Low-alkaloid content is an important breeding target to improve the quality of lupin seeds. An APETALA2/ethylene response transcription factor, RAP2-7, is likely a candidate gene for the major alkaloid locus iucundus, and plays a crucial role in regulation of seed alkaloid content in narrow-leafed lupin (NLL; Lupinus angustifolius L.). Here, we exploited a single-nucleotide polymorphism within RAP2-7 credibly associated with seed alkaloid content, to develop the co-dominant derived cleaved amplified polymorphic sequence (dCAPS) marker iuc_RAP2-7. Marker validation in 202 NLL accessions demonstrated that seed alkaloid content ≥0.9% of the seed dry weight was associated with the high-alkaloid marker band (Iucundus genotypes), whereas alkaloid content up to 0.5% of the seed dry weight was associated with the low-alkaloid marker band (iucundus genotypes). Within a given detection limit, iuc_RAP2-7 unambiguously identified all but three low-alkaloid accessions. The latter accessions apparently have a different regulatory mechanism for seed alkaloid content because the RAP2-7 gene/putative promoter sequence and expression of alkaloid-associated genes in the leaves of the three ambiguous accessions were similar to those of bitter Iucundus lines. We consider the iuc_RAP2-7 marker is a powerful tool that will facilitate NLL marker-assisted selection by rapid rejection of bitter Iucundus genotypes and thus accelerate development of new low-alkaloid cultivars.

Transcriptome-derived investigation of biosynthesis of quinolizidine alkaloids in narrow-leafed lupin (Lupinus angustifolius L.) highlights candidate genes linked to iucundus locus.

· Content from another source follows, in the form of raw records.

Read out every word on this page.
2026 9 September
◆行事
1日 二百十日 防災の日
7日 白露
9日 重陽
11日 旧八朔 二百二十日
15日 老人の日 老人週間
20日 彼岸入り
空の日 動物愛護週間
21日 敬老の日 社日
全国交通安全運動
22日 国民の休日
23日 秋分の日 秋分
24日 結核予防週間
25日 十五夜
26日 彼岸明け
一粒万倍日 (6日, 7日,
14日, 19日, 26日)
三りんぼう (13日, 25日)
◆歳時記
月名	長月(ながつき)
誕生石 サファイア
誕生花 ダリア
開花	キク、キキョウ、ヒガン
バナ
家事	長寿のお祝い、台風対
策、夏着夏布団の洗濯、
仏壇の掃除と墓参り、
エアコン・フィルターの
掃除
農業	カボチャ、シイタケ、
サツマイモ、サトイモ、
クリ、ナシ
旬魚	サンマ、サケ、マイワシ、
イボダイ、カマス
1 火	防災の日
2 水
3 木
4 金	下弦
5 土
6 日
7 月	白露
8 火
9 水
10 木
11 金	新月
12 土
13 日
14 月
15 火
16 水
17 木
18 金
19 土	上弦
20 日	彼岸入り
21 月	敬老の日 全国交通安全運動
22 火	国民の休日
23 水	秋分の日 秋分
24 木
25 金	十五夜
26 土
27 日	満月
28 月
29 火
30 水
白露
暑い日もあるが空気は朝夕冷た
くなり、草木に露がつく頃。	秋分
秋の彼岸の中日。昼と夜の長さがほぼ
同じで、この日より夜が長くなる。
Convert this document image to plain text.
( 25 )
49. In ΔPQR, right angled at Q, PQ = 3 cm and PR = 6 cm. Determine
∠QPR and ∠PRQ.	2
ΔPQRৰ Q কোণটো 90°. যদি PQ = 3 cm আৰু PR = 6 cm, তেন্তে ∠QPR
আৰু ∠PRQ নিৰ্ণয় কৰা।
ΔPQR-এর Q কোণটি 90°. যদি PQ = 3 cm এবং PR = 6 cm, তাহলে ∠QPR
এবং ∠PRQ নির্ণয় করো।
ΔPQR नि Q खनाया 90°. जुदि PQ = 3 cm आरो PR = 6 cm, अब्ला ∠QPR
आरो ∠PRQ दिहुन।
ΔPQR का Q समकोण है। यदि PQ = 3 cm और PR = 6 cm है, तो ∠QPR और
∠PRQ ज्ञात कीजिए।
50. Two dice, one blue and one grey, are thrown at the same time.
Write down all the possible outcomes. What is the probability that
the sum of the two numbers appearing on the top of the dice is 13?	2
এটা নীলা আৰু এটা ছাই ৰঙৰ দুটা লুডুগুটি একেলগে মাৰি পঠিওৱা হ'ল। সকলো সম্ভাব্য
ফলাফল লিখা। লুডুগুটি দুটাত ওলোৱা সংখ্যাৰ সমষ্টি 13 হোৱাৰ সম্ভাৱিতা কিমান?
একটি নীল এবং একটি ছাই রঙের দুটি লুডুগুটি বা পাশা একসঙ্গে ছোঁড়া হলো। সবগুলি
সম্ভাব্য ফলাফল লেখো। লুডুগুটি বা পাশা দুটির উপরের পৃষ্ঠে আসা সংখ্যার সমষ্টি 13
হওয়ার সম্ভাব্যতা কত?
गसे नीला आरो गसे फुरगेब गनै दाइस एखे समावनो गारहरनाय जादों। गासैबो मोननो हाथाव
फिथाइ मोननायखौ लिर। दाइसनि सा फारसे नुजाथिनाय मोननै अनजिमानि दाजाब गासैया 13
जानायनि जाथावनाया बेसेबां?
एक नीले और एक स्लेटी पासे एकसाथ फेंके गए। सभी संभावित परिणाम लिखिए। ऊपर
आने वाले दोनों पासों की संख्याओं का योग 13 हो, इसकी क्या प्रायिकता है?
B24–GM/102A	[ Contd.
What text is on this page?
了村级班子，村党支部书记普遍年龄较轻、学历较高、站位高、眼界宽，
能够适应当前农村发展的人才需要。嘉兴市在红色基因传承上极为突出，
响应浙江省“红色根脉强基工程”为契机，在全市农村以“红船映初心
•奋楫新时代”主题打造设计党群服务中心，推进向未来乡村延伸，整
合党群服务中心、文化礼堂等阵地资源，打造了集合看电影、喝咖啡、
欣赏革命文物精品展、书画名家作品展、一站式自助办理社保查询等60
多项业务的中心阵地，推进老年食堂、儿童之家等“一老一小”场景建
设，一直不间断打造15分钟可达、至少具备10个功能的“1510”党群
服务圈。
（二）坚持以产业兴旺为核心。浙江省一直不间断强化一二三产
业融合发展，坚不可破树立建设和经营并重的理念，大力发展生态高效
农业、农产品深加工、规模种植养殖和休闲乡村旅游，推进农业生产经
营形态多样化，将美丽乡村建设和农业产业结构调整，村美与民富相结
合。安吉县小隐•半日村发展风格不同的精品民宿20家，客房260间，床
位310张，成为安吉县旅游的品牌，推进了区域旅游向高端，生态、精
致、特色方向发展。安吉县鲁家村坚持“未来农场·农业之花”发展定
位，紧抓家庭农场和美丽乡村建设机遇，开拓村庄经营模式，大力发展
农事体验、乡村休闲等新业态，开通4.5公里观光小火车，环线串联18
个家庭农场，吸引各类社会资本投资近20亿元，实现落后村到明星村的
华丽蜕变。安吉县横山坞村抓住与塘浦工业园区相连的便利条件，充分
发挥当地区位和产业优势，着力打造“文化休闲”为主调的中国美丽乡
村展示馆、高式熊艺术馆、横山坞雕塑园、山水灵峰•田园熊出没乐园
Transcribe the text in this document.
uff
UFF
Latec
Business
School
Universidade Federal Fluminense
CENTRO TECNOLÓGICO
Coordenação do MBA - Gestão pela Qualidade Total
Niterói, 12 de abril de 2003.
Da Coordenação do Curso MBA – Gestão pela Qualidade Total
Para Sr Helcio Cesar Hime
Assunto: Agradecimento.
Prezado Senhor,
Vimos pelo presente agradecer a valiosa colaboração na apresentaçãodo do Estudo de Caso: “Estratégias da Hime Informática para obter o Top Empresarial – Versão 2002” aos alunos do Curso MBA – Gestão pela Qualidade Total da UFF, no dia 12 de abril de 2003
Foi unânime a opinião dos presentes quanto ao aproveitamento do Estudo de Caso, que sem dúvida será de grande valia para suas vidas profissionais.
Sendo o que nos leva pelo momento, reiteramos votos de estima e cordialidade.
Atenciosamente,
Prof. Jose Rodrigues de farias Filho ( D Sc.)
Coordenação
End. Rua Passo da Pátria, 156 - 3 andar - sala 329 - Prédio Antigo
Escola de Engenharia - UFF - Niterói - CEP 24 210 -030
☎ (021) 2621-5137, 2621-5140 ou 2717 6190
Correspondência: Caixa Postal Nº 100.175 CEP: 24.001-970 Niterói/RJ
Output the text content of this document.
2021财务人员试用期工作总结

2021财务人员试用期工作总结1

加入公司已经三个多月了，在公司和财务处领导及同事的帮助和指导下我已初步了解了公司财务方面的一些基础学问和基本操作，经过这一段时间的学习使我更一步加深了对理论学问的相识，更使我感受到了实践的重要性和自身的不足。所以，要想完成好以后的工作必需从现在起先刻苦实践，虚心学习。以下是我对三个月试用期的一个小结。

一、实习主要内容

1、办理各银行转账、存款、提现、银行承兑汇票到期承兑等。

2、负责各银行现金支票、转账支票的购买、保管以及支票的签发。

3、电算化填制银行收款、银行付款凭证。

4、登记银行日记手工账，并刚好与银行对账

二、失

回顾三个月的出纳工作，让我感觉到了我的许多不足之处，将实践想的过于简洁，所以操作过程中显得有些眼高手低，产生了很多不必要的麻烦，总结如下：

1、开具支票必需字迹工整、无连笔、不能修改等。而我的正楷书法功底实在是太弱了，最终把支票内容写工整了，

Unravelling the biosynthetic pathway of quinolizidine alkaloids (QAs), regarded as antinutritional compounds of narrow-leafed lupin (NLL) seeds, is fundamental to best exploit NLL as food or feed. We investigated 12 candidate genes connected to QA biosynthesis, selecting them by transcriptomic and genomic approaches, from the landscape of genes differentially expressed in leaves of the high- and low-alkaloid NLL accessions. Linkage analysis enabled the assessment of the location of the candidate genes in relation to iucundus, a major locus of unknown identity, that confers reduced QA content in seeds. The key finding was the identification of APETALA2/ethylene response transcription factor, RAP2-7, cosegregating with the iucundus locus and located within a region with highly significant QTLs that affect QA composition. We additionally identified a 4-hydroxy-tetrahydrodipicolinate synthase (DHDPS) gene involved in L-lysine biosynthesis as being closely linked to iucundus. The distributed location of other remaining candidates (including previously known QA genes) across different linkage groups, also indirectly supports the transcription factor as a possible regulator of lupin alkaloid biosynthesis. Our findings provide crucial insight into QA biosynthesis in NLL. Additionally, we evaluated and selected appropriate reference genes for qRT-PCRs to analyse the expression levels of QA genes in NLL.